Confidentiality agreement

Confidentiality agreements apply when a disclosing party wishes to disclose information with another party without requiring any exchange in return. The receiving party agrees not to reveal or make public any portion of the disclosed information and usually has limited rights related to using or sharing it with others. Confidentiality agreements ensure a confidential relationship is created between the two parties.

One-way and two-way NDAs

A one-way NDA is an agreement between two parties in which only one party discloses confidential information. The receiving party has a duty to keep the information protected from the public domain.

A two-way NDA involves both parties disclosing information, such as when two companies wish to work together or form a partnership and need to disclose confidential information or proprietary information. Both parties agree to certain duties that will help protect each other’s secrets and keep confidential information secure throughout the duration of the relationship.

Key Clauses in an NDA

Each non disclosure agreement is different, depending on the circumstances.

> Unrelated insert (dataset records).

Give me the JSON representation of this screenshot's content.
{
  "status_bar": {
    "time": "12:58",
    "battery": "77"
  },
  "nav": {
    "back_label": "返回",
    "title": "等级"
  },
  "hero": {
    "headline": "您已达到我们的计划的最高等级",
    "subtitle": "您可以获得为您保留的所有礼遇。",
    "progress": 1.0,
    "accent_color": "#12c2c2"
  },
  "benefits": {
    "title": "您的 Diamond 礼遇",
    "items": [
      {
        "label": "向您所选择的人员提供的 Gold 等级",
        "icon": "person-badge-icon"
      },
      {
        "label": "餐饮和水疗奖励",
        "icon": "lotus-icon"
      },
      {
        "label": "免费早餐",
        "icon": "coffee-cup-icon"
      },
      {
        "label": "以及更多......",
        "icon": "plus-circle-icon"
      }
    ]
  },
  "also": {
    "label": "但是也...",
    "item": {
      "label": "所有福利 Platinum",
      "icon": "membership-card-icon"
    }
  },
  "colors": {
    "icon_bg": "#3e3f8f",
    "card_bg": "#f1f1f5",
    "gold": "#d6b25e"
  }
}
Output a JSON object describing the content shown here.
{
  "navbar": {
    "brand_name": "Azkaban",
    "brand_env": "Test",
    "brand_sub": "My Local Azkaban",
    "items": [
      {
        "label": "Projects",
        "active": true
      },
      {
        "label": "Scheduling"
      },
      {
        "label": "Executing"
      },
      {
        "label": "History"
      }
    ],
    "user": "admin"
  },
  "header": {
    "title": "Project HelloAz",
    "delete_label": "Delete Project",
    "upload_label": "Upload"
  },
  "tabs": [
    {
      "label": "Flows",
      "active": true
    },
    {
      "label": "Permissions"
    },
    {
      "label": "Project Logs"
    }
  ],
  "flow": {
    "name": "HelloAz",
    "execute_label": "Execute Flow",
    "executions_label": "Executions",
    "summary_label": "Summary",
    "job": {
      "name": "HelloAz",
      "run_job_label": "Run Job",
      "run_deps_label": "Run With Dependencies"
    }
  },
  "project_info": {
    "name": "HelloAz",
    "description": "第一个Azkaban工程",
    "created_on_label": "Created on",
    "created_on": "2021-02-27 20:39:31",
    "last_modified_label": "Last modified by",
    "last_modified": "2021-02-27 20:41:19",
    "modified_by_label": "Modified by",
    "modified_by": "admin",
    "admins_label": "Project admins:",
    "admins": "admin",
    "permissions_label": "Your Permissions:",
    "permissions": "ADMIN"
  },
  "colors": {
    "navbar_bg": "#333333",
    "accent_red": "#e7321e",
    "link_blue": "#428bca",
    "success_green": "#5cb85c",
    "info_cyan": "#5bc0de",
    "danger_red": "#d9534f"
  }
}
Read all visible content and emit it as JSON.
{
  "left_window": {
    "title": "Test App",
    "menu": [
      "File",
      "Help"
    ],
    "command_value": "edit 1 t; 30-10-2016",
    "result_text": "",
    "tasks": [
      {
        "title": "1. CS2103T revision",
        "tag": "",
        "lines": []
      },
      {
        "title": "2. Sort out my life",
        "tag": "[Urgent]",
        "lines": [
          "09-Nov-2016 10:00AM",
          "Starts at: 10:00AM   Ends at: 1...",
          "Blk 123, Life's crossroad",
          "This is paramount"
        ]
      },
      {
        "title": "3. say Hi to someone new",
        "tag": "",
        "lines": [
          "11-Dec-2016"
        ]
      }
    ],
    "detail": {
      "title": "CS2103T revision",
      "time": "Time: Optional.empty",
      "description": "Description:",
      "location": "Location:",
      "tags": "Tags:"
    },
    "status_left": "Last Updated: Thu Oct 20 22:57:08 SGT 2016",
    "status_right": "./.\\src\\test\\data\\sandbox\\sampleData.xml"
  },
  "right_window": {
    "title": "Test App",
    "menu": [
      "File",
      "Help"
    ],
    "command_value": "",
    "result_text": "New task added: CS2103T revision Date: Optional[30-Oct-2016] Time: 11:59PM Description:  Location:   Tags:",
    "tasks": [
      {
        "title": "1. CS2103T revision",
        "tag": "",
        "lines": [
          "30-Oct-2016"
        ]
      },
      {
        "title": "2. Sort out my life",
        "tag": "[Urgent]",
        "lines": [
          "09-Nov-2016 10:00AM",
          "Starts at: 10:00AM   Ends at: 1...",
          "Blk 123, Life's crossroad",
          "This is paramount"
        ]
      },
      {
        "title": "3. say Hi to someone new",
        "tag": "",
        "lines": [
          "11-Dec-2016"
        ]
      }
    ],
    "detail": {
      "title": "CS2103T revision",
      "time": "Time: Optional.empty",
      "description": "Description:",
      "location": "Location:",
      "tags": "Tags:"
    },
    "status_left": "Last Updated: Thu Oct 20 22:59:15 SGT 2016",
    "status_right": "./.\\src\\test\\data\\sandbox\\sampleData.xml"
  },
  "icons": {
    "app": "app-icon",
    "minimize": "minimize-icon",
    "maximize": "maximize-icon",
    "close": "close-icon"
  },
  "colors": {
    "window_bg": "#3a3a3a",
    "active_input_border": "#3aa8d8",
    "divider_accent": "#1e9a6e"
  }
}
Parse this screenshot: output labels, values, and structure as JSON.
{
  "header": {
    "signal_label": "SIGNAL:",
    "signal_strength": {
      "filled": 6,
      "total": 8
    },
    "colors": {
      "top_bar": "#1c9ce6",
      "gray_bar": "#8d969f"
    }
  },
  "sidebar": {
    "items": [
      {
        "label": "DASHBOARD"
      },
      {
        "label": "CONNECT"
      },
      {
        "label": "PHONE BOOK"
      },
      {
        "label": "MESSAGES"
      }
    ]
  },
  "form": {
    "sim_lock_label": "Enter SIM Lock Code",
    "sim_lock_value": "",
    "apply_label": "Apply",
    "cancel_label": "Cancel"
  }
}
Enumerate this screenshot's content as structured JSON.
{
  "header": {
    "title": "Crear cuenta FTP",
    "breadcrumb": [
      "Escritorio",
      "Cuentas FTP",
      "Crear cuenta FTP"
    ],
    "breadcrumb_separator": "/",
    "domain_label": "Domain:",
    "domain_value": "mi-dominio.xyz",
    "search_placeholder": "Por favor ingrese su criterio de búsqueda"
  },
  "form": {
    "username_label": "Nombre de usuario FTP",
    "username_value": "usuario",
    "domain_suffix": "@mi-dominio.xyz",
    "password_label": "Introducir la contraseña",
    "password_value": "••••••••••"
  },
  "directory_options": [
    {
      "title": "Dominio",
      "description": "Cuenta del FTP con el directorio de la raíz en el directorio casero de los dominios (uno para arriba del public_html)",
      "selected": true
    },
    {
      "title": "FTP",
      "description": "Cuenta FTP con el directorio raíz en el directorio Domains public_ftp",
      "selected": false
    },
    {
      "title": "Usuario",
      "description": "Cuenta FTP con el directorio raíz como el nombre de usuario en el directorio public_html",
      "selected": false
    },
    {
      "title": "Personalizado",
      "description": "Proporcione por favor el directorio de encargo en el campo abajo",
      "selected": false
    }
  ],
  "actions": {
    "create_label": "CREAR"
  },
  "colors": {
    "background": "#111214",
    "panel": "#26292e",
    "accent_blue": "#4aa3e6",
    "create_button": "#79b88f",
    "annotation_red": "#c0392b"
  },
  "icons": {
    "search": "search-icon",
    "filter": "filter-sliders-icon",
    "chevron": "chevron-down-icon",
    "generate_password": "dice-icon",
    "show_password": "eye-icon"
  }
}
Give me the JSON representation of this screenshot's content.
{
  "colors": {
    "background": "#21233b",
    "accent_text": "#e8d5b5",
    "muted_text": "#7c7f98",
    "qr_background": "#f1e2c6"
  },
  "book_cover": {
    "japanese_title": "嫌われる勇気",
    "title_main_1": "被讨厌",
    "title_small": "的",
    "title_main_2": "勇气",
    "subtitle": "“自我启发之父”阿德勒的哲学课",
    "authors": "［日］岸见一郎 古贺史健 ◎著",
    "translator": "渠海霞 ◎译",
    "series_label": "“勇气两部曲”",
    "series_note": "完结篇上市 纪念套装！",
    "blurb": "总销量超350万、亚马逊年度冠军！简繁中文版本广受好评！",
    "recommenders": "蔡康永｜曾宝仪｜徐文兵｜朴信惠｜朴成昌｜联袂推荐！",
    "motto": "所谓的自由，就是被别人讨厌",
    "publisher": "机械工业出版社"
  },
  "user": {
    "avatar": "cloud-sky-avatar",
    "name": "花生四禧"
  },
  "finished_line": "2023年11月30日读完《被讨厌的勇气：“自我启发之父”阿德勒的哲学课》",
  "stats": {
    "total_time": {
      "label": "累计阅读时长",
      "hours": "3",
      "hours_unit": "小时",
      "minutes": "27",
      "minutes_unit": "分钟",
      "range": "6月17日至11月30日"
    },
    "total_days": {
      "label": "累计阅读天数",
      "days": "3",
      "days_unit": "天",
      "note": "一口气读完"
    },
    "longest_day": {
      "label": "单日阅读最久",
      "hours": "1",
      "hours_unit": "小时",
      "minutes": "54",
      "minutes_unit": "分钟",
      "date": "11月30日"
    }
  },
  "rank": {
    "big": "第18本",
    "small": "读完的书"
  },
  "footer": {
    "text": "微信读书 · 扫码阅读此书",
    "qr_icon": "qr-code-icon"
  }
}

You should seek independent legal advice to ensure that your business interests are protected and to get help determining which information should be considered confidential.

Here are some common things to include in a non disclosure agreement:

  1. An exact description of the confidential information that is being protected.
  2. A definition of what qualifies as a breach of the agreement and any consequences for breaching the agreement.
  3. The duration of the non disclosure agreement - i.e. when it will start and when it will end.
  4. A designated recipient - who is allowed to receive and use the shared confidential information?
  5. Exclusions to the NDA - which specific types of information are not covered by this agreement?
  6. Non-compete clause - what restrictions, if any, do both parties agree upon regarding competitive activities during or after the term of the agreement
  7. Choice of law and jurisdiction clause – which legal system and court has jurisdiction in case a dispute needs to be resolved or legal action taken?
  8. Signatures – both parties must sign off on the agreement in order for it to be valid and legally binding.

Drafting and negotiating a NDA requires careful consideration of the information being transferred and an understanding of the legal implications of the agreement. It is important to define the confidential information that is being shared and establish conditions under which such information may be used.

Potential pitfalls of a non disclosure agreement

It's a good idea to consider whether disclosing confidential information is necessary in the first place.

When creating non disclosure agreements, there are some potential pitfalls to avoid.

Ensure that both parties have agreed upon and understand the scope of the confidential information covered by the agreement. Carefully consider any exclusions from the agreement as this can affect its enforceability. Lastly, ensure that both parties agree to a suitable choice of law and jurisdiction for resolving disputes that may arise in the future.

Are NDAs enforceable?

This depends on how well the non disclosure agreement has been drafted, as well as the scope of the agreement and jurisdiction.

For example, when an employer implements an NDA with their employees, the employer gets the protection of confidential information while the employee agrees to continued at-will employment as their benefit. It is important to ensure that NDAs are properly drafted and executed in order for them to be enforceable under the law.

An unenforceable NDA

There are some instances where the agreement may be deemed unenforceable:

  • If the NDA's terms are too far-reaching and excessive, a court is more likely to find fault with it - particularly if there are no definite boundaries in place regarding duration or scope.
  • If the information is not kept confidential, it will be more difficult for the company to demand that an employee or other party adhere to a non-disclosure agreement: if facts are already disclosed and well known, courts would struggle to honour such agreements.
  • This agreement is asking the employee to perpetrate an illicit act: i.e., requesting that they keep silent about a matter for which they are legally obligated to report.